Deep Dives

Attack Surface Management Grows Up

Martijn Hoekstra

For most of the 2010s, attack surface management was a manual practice. A penetration tester would be engaged for a two-week external assessment, produce a report enumerating exposed services, unpatched systems, and misconfigured cloud storage buckets, and the security team would remediate the highest-severity findings before the next quarterly assessment. The problem with this model is not that the testers were doing poor work — in their bounded scope, they were thorough. The problem is that the attack surface they assessed on day one of a two-week engagement was different from the attack surface that existed on day fourteen. Modern enterprise environments change continuously: new subdomains are provisioned for a marketing campaign, a developer spins up an S3 bucket with public read permissions to test a prototype, a third-party supplier adds an integration that exposes an API endpoint the security team did not know existed. The attacker who is scanning your external perimeter continuously will find these gaps before any quarterly penetration test does.

The External Attack Surface Management (EASM) category emerged from the recognition that external exposure needs continuous monitoring rather than point-in-time assessment. The technical challenge is non-trivial: building a complete, continuously updated map of an organisation's external footprint requires DNS enumeration at scale, certificate transparency log monitoring, passive DNS analysis, web crawler discovery, BGP routing table analysis, and correlation of all these data sources against a dynamic asset inventory that the organisation itself often cannot maintain accurately. When we backed Detectify in 2020 and later evaluated Hadrian in 2022, we were tracking how each company handled the hardest part of this problem: attribution — determining which discovered assets actually belong to the target organisation versus sharing infrastructure with third parties.

What changed between 2019 and 2022 was the cloud migration effect on attack surface geometry. An enterprise whose primary external exposure in 2015 consisted of a DMZ with a handful of published services — mail gateway, VPN concentrator, web application firewall — had, by 2022, an attack surface that sprawled across multiple cloud providers, dozens of SaaS integrations, API gateways serving mobile apps, and shadow IT infrastructure that the security team had not formally inventoried. The concept of a perimeter had not just blurred; it had disaggregated into hundreds of independently deployed components, each with its own exposure profile. Automated EASM platforms running continuous discovery against this environment were finding genuinely novel findings on a weekly basis — not because organisations were being careless, but because the rate of change in their infrastructure now exceeded any manual process's ability to track.

The maturation of the EASM category by mid-2022 had produced a bifurcation in approaches. One class of tools focused on discovery and inventory — building the most complete possible map of external exposure, presented as a dashboard with severity scoring against CVE databases. The second class went further: rather than simply mapping what existed, they tested it. Automated offensive testing — probing discovered services for exploitable conditions, not just known-vulnerable versions — is a fundamentally different capability. Hadrian's approach represented this second class: a platform that could not only enumerate your external attack surface but chain together multi-step attack paths and validate which exposure combinations were actually exploitable.
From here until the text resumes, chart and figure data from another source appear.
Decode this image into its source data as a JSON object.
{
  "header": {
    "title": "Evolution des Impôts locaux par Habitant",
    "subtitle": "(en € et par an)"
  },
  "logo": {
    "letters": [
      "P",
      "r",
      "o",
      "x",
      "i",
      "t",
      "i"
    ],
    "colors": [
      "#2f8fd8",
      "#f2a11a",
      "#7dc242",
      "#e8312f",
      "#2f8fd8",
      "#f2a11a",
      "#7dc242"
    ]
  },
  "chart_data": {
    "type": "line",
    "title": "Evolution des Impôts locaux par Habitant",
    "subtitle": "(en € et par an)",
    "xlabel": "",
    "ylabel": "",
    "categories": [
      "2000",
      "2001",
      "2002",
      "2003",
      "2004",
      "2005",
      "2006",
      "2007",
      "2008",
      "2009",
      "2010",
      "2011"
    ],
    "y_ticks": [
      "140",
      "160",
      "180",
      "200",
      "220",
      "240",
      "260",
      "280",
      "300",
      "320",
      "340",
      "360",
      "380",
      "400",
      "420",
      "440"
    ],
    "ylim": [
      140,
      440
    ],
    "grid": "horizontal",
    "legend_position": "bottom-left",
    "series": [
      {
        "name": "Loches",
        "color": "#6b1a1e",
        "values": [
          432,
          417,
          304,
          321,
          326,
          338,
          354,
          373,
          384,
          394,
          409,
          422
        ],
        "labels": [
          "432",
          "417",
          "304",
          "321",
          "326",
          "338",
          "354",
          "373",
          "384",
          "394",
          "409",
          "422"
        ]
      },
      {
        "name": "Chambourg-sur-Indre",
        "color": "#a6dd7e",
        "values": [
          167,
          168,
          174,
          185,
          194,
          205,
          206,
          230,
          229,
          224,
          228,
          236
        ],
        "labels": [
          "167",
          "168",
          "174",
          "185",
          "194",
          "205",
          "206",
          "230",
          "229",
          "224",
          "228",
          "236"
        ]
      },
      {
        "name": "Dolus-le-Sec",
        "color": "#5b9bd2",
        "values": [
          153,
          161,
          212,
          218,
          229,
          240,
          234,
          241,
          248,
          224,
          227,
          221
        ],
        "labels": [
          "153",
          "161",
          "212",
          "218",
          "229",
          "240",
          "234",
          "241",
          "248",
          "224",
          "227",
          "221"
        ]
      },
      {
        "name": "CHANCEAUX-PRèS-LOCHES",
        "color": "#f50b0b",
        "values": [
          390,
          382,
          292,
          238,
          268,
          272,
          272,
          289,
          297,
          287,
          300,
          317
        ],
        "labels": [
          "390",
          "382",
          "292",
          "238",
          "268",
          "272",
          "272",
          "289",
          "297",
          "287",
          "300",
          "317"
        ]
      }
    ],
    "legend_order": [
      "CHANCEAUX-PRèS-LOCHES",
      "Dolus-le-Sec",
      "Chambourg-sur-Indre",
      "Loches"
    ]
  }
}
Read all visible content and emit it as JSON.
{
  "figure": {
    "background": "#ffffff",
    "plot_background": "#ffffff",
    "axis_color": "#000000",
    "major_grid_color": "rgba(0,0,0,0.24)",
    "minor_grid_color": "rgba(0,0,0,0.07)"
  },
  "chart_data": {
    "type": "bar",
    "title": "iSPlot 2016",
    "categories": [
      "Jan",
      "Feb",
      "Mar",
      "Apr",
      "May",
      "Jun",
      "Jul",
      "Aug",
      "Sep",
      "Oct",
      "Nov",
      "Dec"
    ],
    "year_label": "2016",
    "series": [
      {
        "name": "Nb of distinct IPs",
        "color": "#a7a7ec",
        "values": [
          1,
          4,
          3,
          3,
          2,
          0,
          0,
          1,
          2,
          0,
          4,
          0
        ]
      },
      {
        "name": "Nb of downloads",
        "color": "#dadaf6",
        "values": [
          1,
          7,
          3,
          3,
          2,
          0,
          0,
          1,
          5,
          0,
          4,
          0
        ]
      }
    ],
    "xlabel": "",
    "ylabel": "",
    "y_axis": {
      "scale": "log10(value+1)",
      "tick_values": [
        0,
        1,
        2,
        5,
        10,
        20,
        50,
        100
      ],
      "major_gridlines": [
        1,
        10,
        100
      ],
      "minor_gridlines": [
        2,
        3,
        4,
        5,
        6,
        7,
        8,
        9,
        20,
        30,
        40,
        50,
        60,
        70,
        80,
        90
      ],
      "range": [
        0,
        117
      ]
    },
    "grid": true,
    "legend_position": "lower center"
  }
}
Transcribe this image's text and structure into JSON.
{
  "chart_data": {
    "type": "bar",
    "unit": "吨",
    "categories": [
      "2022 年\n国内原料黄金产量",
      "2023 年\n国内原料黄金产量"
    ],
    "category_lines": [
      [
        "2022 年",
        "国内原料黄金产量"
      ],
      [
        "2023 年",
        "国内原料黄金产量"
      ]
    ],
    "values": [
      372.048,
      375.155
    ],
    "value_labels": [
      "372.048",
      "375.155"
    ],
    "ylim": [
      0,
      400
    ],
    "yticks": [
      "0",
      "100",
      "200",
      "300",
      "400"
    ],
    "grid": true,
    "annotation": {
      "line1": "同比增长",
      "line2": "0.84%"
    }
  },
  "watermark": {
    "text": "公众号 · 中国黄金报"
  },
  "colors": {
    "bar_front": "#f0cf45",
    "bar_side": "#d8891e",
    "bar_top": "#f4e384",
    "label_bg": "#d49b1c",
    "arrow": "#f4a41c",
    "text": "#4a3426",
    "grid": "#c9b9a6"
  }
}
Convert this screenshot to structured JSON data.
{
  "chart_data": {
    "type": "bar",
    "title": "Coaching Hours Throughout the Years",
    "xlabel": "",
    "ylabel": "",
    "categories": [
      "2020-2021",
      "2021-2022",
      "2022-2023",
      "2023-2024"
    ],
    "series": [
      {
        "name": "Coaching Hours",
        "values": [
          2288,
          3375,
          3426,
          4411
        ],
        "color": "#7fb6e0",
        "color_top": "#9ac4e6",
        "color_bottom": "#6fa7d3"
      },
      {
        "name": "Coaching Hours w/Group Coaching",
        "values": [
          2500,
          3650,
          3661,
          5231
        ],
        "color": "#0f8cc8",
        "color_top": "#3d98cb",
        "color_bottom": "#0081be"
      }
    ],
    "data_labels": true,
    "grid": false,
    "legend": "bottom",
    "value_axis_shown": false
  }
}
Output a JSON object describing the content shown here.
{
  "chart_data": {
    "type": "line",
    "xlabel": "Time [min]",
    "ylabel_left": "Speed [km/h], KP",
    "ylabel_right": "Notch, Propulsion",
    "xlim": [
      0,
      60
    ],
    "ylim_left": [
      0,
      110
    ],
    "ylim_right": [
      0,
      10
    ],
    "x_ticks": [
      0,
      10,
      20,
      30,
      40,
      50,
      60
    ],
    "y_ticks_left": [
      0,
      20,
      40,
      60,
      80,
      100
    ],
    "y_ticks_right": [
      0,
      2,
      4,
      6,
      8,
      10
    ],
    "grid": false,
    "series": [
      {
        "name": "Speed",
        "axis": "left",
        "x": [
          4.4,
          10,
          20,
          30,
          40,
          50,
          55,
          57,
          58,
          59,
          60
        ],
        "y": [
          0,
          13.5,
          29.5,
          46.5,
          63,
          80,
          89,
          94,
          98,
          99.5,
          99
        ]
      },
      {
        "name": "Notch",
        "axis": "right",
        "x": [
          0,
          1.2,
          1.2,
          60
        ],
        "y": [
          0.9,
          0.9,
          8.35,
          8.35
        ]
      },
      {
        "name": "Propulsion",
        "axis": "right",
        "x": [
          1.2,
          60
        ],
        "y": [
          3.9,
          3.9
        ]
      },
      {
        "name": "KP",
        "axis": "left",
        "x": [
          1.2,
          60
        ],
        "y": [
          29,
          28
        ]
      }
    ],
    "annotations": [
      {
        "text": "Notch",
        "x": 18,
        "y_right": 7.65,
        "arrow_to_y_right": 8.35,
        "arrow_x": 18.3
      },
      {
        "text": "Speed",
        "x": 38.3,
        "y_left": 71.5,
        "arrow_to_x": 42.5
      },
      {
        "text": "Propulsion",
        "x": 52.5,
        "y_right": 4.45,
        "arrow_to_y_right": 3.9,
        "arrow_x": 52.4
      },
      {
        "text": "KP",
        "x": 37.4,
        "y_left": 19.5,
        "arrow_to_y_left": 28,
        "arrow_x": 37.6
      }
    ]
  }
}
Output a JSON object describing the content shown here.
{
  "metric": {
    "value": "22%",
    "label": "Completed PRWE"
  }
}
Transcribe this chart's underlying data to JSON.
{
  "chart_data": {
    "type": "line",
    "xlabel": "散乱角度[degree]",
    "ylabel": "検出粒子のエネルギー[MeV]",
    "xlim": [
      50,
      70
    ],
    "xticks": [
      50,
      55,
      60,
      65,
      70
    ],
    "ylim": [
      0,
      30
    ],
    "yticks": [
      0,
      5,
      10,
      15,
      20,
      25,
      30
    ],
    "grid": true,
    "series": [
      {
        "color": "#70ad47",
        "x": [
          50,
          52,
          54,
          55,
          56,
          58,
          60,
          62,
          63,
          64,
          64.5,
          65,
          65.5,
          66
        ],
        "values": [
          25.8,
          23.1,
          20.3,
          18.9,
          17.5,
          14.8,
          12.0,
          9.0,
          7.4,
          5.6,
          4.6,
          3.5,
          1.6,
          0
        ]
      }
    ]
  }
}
This distinction matters because high-severity CVEs on systems that are not reachable from an attacker-controlled position are lower priority than medium-severity vulnerabilities on a publicly exposed service processing sensitive data. Context-aware exploitation validation changes the prioritisation calculus entirely.

We should be direct about a limitation that persists even in the most sophisticated EASM platforms as of this writing. Discovered attack surface is still primarily technical: services, certificates, IPs, hostnames. The human element — social engineering attack surface, credential exposure through data breaches, supplier personnel with access to target systems — is not easily represented in an automated discovery model. The organisations that treat EASM as their primary attack surface visibility mechanism are missing a category of risk that threat actors exploit heavily. EASM is a necessary but not sufficient component of external exposure management, and the companies that will build lasting franchises in this space are those that can coherently integrate technical surface discovery with credential intelligence and supply chain exposure mapping.